Maguire’s dark performance is the best thing going this just okay remake of a 2004 Danish film of the same name. Both follow a small town family with one son just getting out of prison, the other going to war, and both of whom end up in love with the same woman. We’re happy to report, that even if Brothers isn’t a spectacular film, it’s not quite the movie its marketing makes it out to be and the Blu-ray will be a treat for fans of Sheridan and the original film. Hit the jump read more about the film and disc itself.

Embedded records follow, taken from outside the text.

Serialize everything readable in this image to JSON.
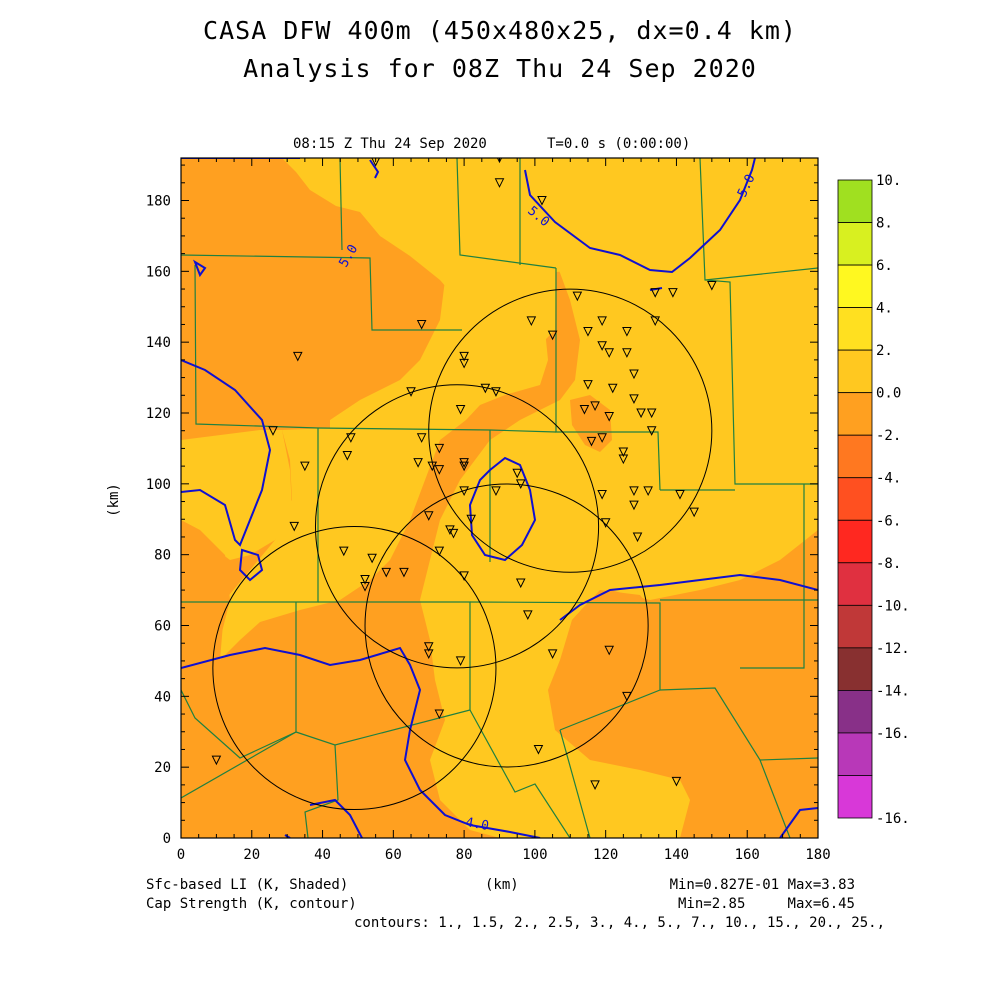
{
  "title": {
    "line1": "CASA DFW 400m (450x480x25, dx=0.4 km)",
    "line2": "Analysis for 08Z Thu 24 Sep 2020"
  },
  "subtitle": {
    "time": "08:15 Z Thu 24 Sep 2020",
    "elapsed": "T=0.0 s (0:00:00)"
  },
  "axes": {
    "x_label": "(km)",
    "y_label": "(km)",
    "x_ticks": [
      "0",
      "20",
      "40",
      "60",
      "80",
      "100",
      "120",
      "140",
      "160",
      "180"
    ],
    "y_ticks": [
      "0",
      "20",
      "40",
      "60",
      "80",
      "100",
      "120",
      "140",
      "160",
      "180"
    ],
    "x_range": [
      0,
      180
    ],
    "y_range": [
      0,
      192
    ]
  },
  "colorbar": {
    "labels": [
      "10.",
      "8.",
      "6.",
      "4.",
      "2.",
      "0.0",
      "-2.",
      "-4.",
      "-6.",
      "-8.",
      "-10.",
      "-12.",
      "-14.",
      "-16."
    ],
    "colors": [
      "#a0e020",
      "#d8f020",
      "#fff820",
      "#ffe020",
      "#ffc820",
      "#ffa020",
      "#ff7820",
      "#ff5020",
      "#ff2820",
      "#e03040",
      "#c03838",
      "#883030",
      "#883088",
      "#b838b8",
      "#d838d8"
    ]
  },
  "contour_labels": [
    "5.0",
    "5.0",
    "5.0",
    "4.0"
  ],
  "footer": {
    "shaded_field": "Sfc-based LI (K, Shaded)",
    "contour_field": "Cap Strength (K, contour)",
    "x_unit": "(km)",
    "shaded_range": "Min=0.827E-01 Max=3.83",
    "contour_range": "Min=2.85     Max=6.45",
    "contours": "contours: 1., 1.5, 2., 2.5, 3., 4., 5., 7., 10., 15., 20., 25.,"
  },
  "colors": {
    "orange_fill": "#ffa020",
    "yellow_fill": "#ffc820",
    "contour": "#1010d0",
    "boundaries": "#208040",
    "radar_rings": "#000000"
  },
  "radars": [
    {
      "x": 110,
      "y": 115
    },
    {
      "x": 78,
      "y": 88
    },
    {
      "x": 92,
      "y": 60
    },
    {
      "x": 49,
      "y": 48
    }
  ],
  "stations": [
    [
      55,
      191
    ],
    [
      90,
      192
    ],
    [
      90,
      185
    ],
    [
      102,
      180
    ],
    [
      112,
      153
    ],
    [
      134,
      154
    ],
    [
      139,
      154
    ],
    [
      150,
      156
    ],
    [
      68,
      145
    ],
    [
      99,
      146
    ],
    [
      105,
      142
    ],
    [
      115,
      143
    ],
    [
      119,
      146
    ],
    [
      126,
      143
    ],
    [
      134,
      146
    ],
    [
      33,
      136
    ],
    [
      80,
      136
    ],
    [
      80,
      134
    ],
    [
      86,
      127
    ],
    [
      89,
      126
    ],
    [
      65,
      126
    ],
    [
      119,
      139
    ],
    [
      121,
      137
    ],
    [
      126,
      137
    ],
    [
      128,
      131
    ],
    [
      115,
      128
    ],
    [
      122,
      127
    ],
    [
      128,
      124
    ],
    [
      79,
      121
    ],
    [
      114,
      121
    ],
    [
      117,
      122
    ],
    [
      121,
      119
    ],
    [
      130,
      120
    ],
    [
      133,
      120
    ],
    [
      26,
      115
    ],
    [
      133,
      115
    ],
    [
      68,
      113
    ],
    [
      48,
      113
    ],
    [
      73,
      110
    ],
    [
      47,
      108
    ],
    [
      35,
      105
    ],
    [
      67,
      106
    ],
    [
      71,
      105
    ],
    [
      73,
      104
    ],
    [
      80,
      106
    ],
    [
      80,
      105
    ],
    [
      125,
      107
    ],
    [
      125,
      109
    ],
    [
      116,
      112
    ],
    [
      119,
      113
    ],
    [
      95,
      103
    ],
    [
      96,
      100
    ],
    [
      89,
      98
    ],
    [
      80,
      98
    ],
    [
      128,
      98
    ],
    [
      132,
      98
    ],
    [
      141,
      97
    ],
    [
      119,
      97
    ],
    [
      128,
      94
    ],
    [
      145,
      92
    ],
    [
      70,
      91
    ],
    [
      82,
      90
    ],
    [
      120,
      89
    ],
    [
      32,
      88
    ],
    [
      77,
      86
    ],
    [
      76,
      87
    ],
    [
      73,
      81
    ],
    [
      129,
      85
    ],
    [
      46,
      81
    ],
    [
      54,
      79
    ],
    [
      58,
      75
    ],
    [
      63,
      75
    ],
    [
      52,
      73
    ],
    [
      52,
      71
    ],
    [
      80,
      74
    ],
    [
      96,
      72
    ],
    [
      98,
      63
    ],
    [
      70,
      54
    ],
    [
      70,
      52
    ],
    [
      79,
      50
    ],
    [
      105,
      52
    ],
    [
      121,
      53
    ],
    [
      126,
      40
    ],
    [
      73,
      35
    ],
    [
      101,
      25
    ],
    [
      10,
      22
    ],
    [
      117,
      15
    ],
    [
      140,
      16
    ]
  ]
}
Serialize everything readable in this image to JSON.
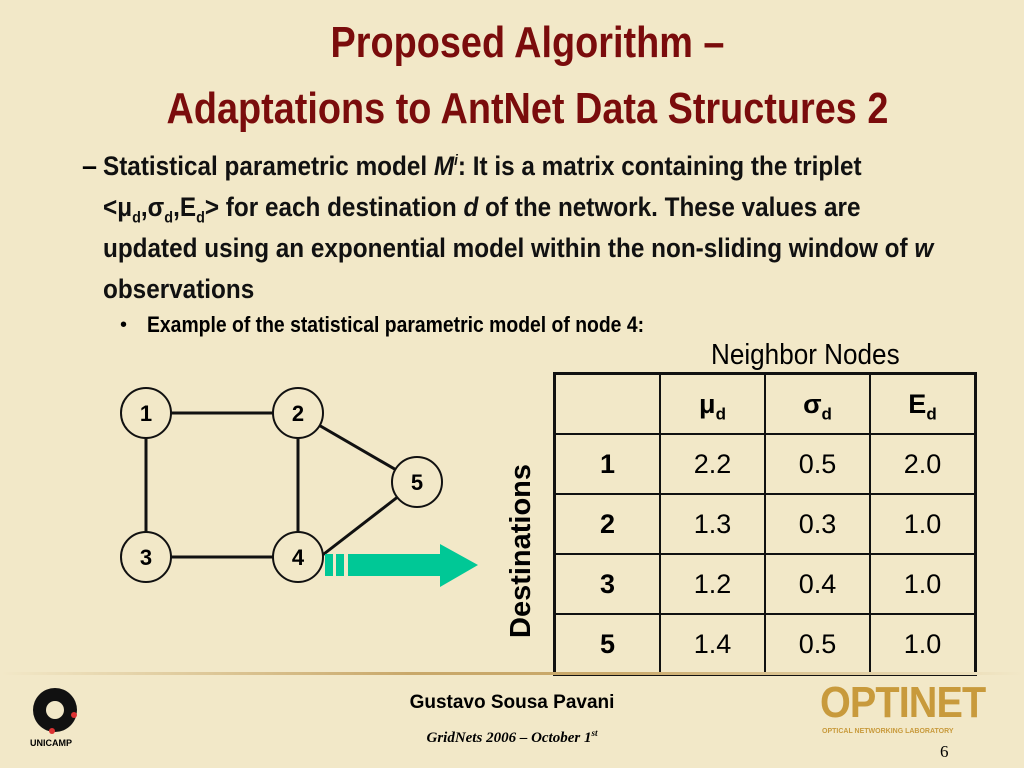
{
  "title": {
    "line1": "Proposed Algorithm –",
    "line2": "Adaptations to AntNet Data Structures 2"
  },
  "body": {
    "dash": "–",
    "p1": "Statistical parametric model ",
    "M": "M",
    "i": "i",
    "p2": ": It is a matrix containing the triplet <",
    "mu": "μ",
    "d": "d",
    "sigma": "σ",
    "E": "E",
    "p3": "> for each destination ",
    "dv": "d",
    "p4": " of the network. These values are updated using an exponential model within the non-sliding window of ",
    "w": "w",
    "p5": " observations"
  },
  "bullet": {
    "mark": "•",
    "text": "Example of the statistical parametric model of node 4:"
  },
  "graph": {
    "nodes": [
      "1",
      "2",
      "3",
      "4",
      "5"
    ],
    "arrow_color": "#00c896"
  },
  "table": {
    "col_header_title": "Neighbor Nodes",
    "row_header_title": "Destinations",
    "headers": [
      {
        "sym": "μ",
        "sub": "d"
      },
      {
        "sym": "σ",
        "sub": "d"
      },
      {
        "sym": "E",
        "sub": "d"
      }
    ],
    "rows": [
      {
        "dest": "1",
        "values": [
          "2.2",
          "0.5",
          "2.0"
        ]
      },
      {
        "dest": "2",
        "values": [
          "1.3",
          "0.3",
          "1.0"
        ]
      },
      {
        "dest": "3",
        "values": [
          "1.2",
          "0.4",
          "1.0"
        ]
      },
      {
        "dest": "5",
        "values": [
          "1.4",
          "0.5",
          "1.0"
        ]
      }
    ]
  },
  "footer": {
    "author": "Gustavo Sousa Pavani",
    "event": "GridNets 2006  – October 1",
    "event_sup": "st",
    "page": "6",
    "logo_left": "UNICAMP",
    "logo_right": "OPTINET",
    "logo_right_sub": "OPTICAL NETWORKING LABORATORY"
  }
}
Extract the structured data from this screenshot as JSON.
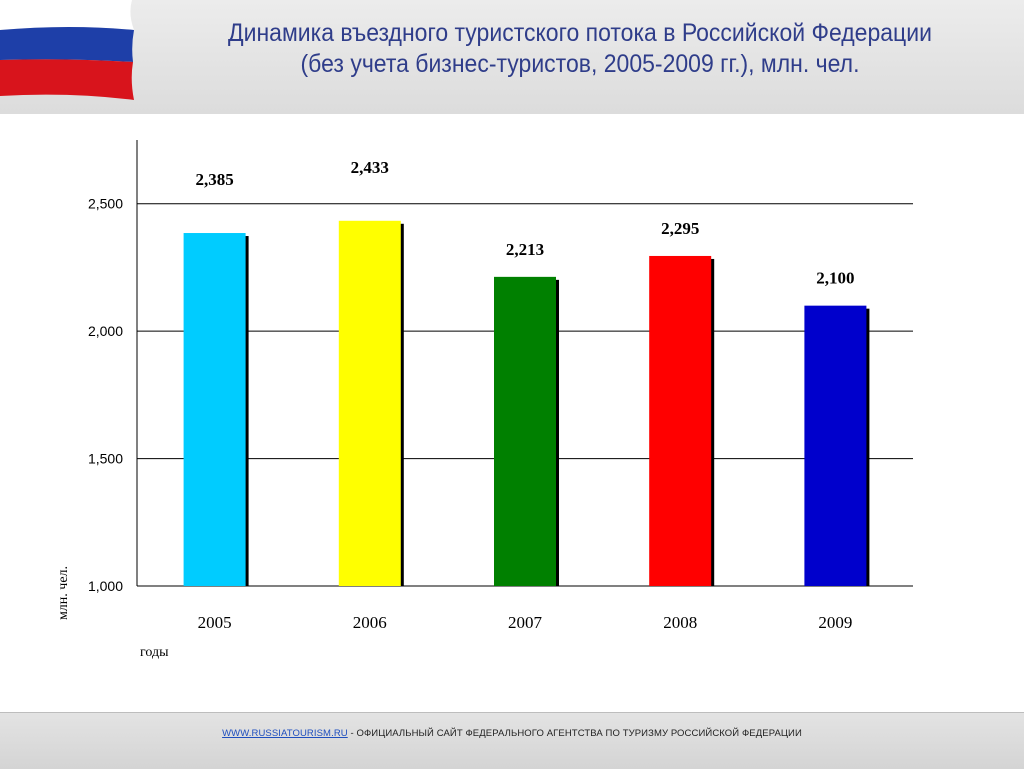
{
  "header": {
    "title_line1": "Динамика въездного туристского потока в Российской Федерации",
    "title_line2": "(без учета бизнес-туристов, 2005-2009 гг.), млн. чел.",
    "flag_colors": [
      "#ffffff",
      "#1e3fa8",
      "#d8141c"
    ]
  },
  "chart_data": {
    "type": "bar",
    "categories": [
      "2005",
      "2006",
      "2007",
      "2008",
      "2009"
    ],
    "values": [
      2.385,
      2.433,
      2.213,
      2.295,
      2.1
    ],
    "value_labels": [
      "2,385",
      "2,433",
      "2,213",
      "2,295",
      "2,100"
    ],
    "colors": [
      "#00ccff",
      "#ffff00",
      "#008000",
      "#ff0000",
      "#0000cc"
    ],
    "ylim": [
      1.0,
      2.75
    ],
    "yticks": [
      1.0,
      1.5,
      2.0,
      2.5
    ],
    "ytick_labels": [
      "1,000",
      "1,500",
      "2,000",
      "2,500"
    ],
    "xlabel": "годы",
    "ylabel": "млн. чел.",
    "grid": true
  },
  "footer": {
    "link_text": "WWW.RUSSIATOURISM.RU",
    "text": " - ОФИЦИАЛЬНЫЙ САЙТ ФЕДЕРАЛЬНОГО АГЕНТСТВА ПО ТУРИЗМУ РОССИЙСКОЙ ФЕДЕРАЦИИ"
  }
}
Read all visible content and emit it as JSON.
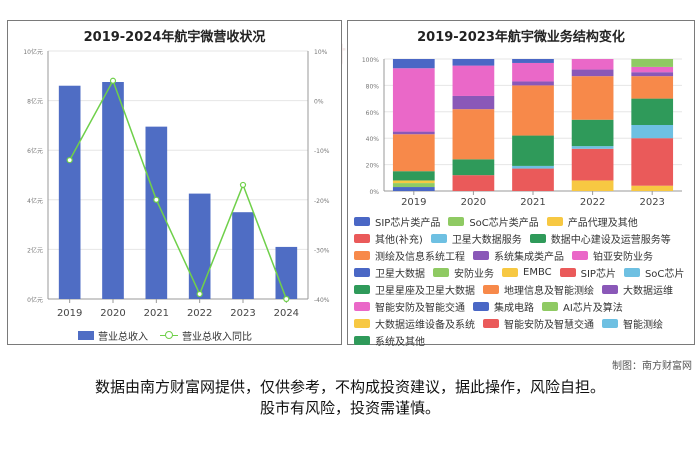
{
  "left_chart": {
    "title": "2019-2024年航宇微营收状况",
    "legend": {
      "bar": "营业总收入",
      "line": "营业总收入同比"
    },
    "y_left_ticks": [
      "0亿元",
      "2亿元",
      "4亿元",
      "6亿元",
      "8亿元",
      "10亿元"
    ],
    "y_right_ticks": [
      "-40%",
      "-30%",
      "-20%",
      "-10%",
      "0%",
      "10%"
    ]
  },
  "right_chart": {
    "title": "2019-2023年航宇微业务结构变化",
    "y_ticks": [
      "0%",
      "20%",
      "40%",
      "60%",
      "80%",
      "100%"
    ]
  },
  "chart_data": [
    {
      "type": "bar",
      "title": "2019-2024年航宇微营收状况",
      "categories": [
        "2019",
        "2020",
        "2021",
        "2022",
        "2023",
        "2024"
      ],
      "series": [
        {
          "name": "营业总收入",
          "type": "bar",
          "axis": "left",
          "unit": "亿元",
          "values": [
            8.6,
            8.75,
            6.95,
            4.25,
            3.5,
            2.1
          ]
        },
        {
          "name": "营业总收入同比",
          "type": "line",
          "axis": "right",
          "unit": "%",
          "values": [
            -12,
            4,
            -20,
            -39,
            -17,
            -40
          ]
        }
      ],
      "y_left": {
        "min": 0,
        "max": 10,
        "step": 2
      },
      "y_right": {
        "min": -40,
        "max": 10,
        "step": 10
      },
      "colors": {
        "bar": "#4f6dc4",
        "line": "#6fd04a"
      },
      "legend_position": "bottom"
    },
    {
      "type": "bar",
      "stacked": true,
      "title": "2019-2023年航宇微业务结构变化",
      "categories": [
        "2019",
        "2020",
        "2021",
        "2022",
        "2023"
      ],
      "y_range": [
        0,
        100
      ],
      "legend_position": "bottom",
      "series": [
        {
          "name": "SIP芯片类产品",
          "color": "#4a67c5",
          "values": [
            3,
            0,
            0,
            0,
            0
          ]
        },
        {
          "name": "SoC芯片类产品",
          "color": "#8fca63",
          "values": [
            3,
            0,
            0,
            0,
            0
          ]
        },
        {
          "name": "产品代理及其他",
          "color": "#f7c842",
          "values": [
            2,
            0,
            0,
            8,
            0
          ]
        },
        {
          "name": "其他(补充)",
          "color": "#ea5a5a",
          "values": [
            0,
            12,
            17,
            24,
            0
          ]
        },
        {
          "name": "卫星大数据服务",
          "color": "#6ec0e2",
          "values": [
            0,
            0,
            2,
            2,
            0
          ]
        },
        {
          "name": "数据中心建设及运营服务等",
          "color": "#2f9a5a",
          "values": [
            7,
            12,
            23,
            20,
            0
          ]
        },
        {
          "name": "测绘及信息系统工程",
          "color": "#f7894a",
          "values": [
            28,
            38,
            38,
            33,
            0
          ]
        },
        {
          "name": "系统集成类产品",
          "color": "#8a58b8",
          "values": [
            2,
            10,
            3,
            5,
            0
          ]
        },
        {
          "name": "铂亚安防业务",
          "color": "#ea68c8",
          "values": [
            48,
            23,
            14,
            8,
            0
          ]
        },
        {
          "name": "卫星大数据",
          "color": "#4a67c5",
          "values": [
            0,
            0,
            0,
            0,
            0
          ]
        },
        {
          "name": "安防业务",
          "color": "#8fca63",
          "values": [
            0,
            0,
            0,
            0,
            0
          ]
        },
        {
          "name": "EMBC",
          "color": "#f7c842",
          "values": [
            0,
            0,
            0,
            0,
            4
          ]
        },
        {
          "name": "SIP芯片",
          "color": "#ea5a5a",
          "values": [
            0,
            0,
            0,
            0,
            36
          ]
        },
        {
          "name": "SoC芯片",
          "color": "#6ec0e2",
          "values": [
            0,
            0,
            0,
            0,
            10
          ]
        },
        {
          "name": "卫星星座及卫星大数据",
          "color": "#2f9a5a",
          "values": [
            0,
            0,
            0,
            0,
            20
          ]
        },
        {
          "name": "地理信息及智能测绘",
          "color": "#f7894a",
          "values": [
            0,
            0,
            0,
            0,
            17
          ]
        },
        {
          "name": "大数据运维",
          "color": "#8a58b8",
          "values": [
            0,
            0,
            0,
            0,
            3
          ]
        },
        {
          "name": "智能安防及智能交通",
          "color": "#ea68c8",
          "values": [
            0,
            0,
            0,
            0,
            4
          ]
        },
        {
          "name": "集成电路",
          "color": "#4a67c5",
          "values": [
            7,
            5,
            3,
            0,
            0
          ]
        },
        {
          "name": "AI芯片及算法",
          "color": "#8fca63",
          "values": [
            0,
            0,
            0,
            0,
            6
          ]
        },
        {
          "name": "大数据运维设备及系统",
          "color": "#f7c842",
          "values": [
            0,
            0,
            0,
            0,
            0
          ]
        },
        {
          "name": "智能安防及智慧交通",
          "color": "#ea5a5a",
          "values": [
            0,
            0,
            0,
            0,
            0
          ]
        },
        {
          "name": "智能测绘",
          "color": "#6ec0e2",
          "values": [
            0,
            0,
            0,
            0,
            0
          ]
        },
        {
          "name": "系统及其他",
          "color": "#2f9a5a",
          "values": [
            0,
            0,
            0,
            0,
            0
          ]
        }
      ]
    }
  ],
  "legend_layout": [
    [
      "SIP芯片类产品",
      "SoC芯片类产品",
      "产品代理及其他"
    ],
    [
      "其他(补充)",
      "卫星大数据服务",
      "数据中心建设及运营服务等"
    ],
    [
      "测绘及信息系统工程",
      "系统集成类产品",
      "铂亚安防业务"
    ],
    [
      "卫星大数据",
      "安防业务",
      "EMBC",
      "SIP芯片",
      "SoC芯片"
    ],
    [
      "卫星星座及卫星大数据",
      "地理信息及智能测绘",
      "大数据运维"
    ],
    [
      "智能安防及智能交通",
      "集成电路",
      "AI芯片及算法"
    ],
    [
      "大数据运维设备及系统",
      "智能安防及智慧交通",
      "智能测绘"
    ],
    [
      "系统及其他"
    ]
  ],
  "credit": "制图：南方财富网",
  "disclaimer": [
    "数据由南方财富网提供，仅供参考，不构成投资建议，据此操作，风险自担。",
    "股市有风险，投资需谨慎。"
  ],
  "watermark": "南方财富网"
}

In Brothers, Tobey Maguire plays Sam, a high school sports star who married a cheerleader named Grace (Natalie Portman), had two daughters and became a Marine Corps captain. The film opens with Sam picking up his brother Tommy (Jake Gyllenhaal) from jail just in time for Sam to go back to Afghanistan. There, Sam’s helicopter is shot down, he’s presumed dead and his Tommy ends up taking care of his family. Meanwhile, the film plods on, cutting between Tommy and Grace’s budding relationship and Sam’s terrible experiences as a prisoner of war. Because the movie wouldn’t be called Brothers if Sam didn’t eventually come home, much of the tension in the meat of the film is gone. However, Sam’s POW experiences are chilling.
Besides the performances, which are strong across the board, the film does surprise with its lack of sexuality. From the advertising it seemed like a no brainer that Tommy would sleep with Grace and that would be the main conflict when Sam returned. That’s not exactly how it plays out, though, to the audiences’ surprise. Still, the film’s message about post-traumatic stress disorder isn’t anything new. We’ve seen it all before, just to a lesser degree. And the more rewarding relationships, such as between the kids and the parents, aren’t as fully developed as one would like.
The Blu-ray itself isn’t bare bones, but it certainly doesn’t give the viewer as much as other discs. There’s a commentary by Jim Sheridan, a documentary on Jim Sheridan and how the film plays into his themes of family (themes that are present in all of his films) and a really cool documentary on how and why Brothers was even made in the first place called: “Remade in the USA: How Brodre Became Brothers.” It’s only about 12 minutes long but seeing a US remake pay tribute to its source material in such a way is refreshing and a great addition to the disc. The picture quality is solid and the soundtrack is fine, though there is only one or two really sound heavy sequences.
Brothers is certainly worth a watch for the performances and dark places the story goes, just don’t let the incredible names involved raise your expectations too high. A great rental, a buy only if you are a Sheridan completest.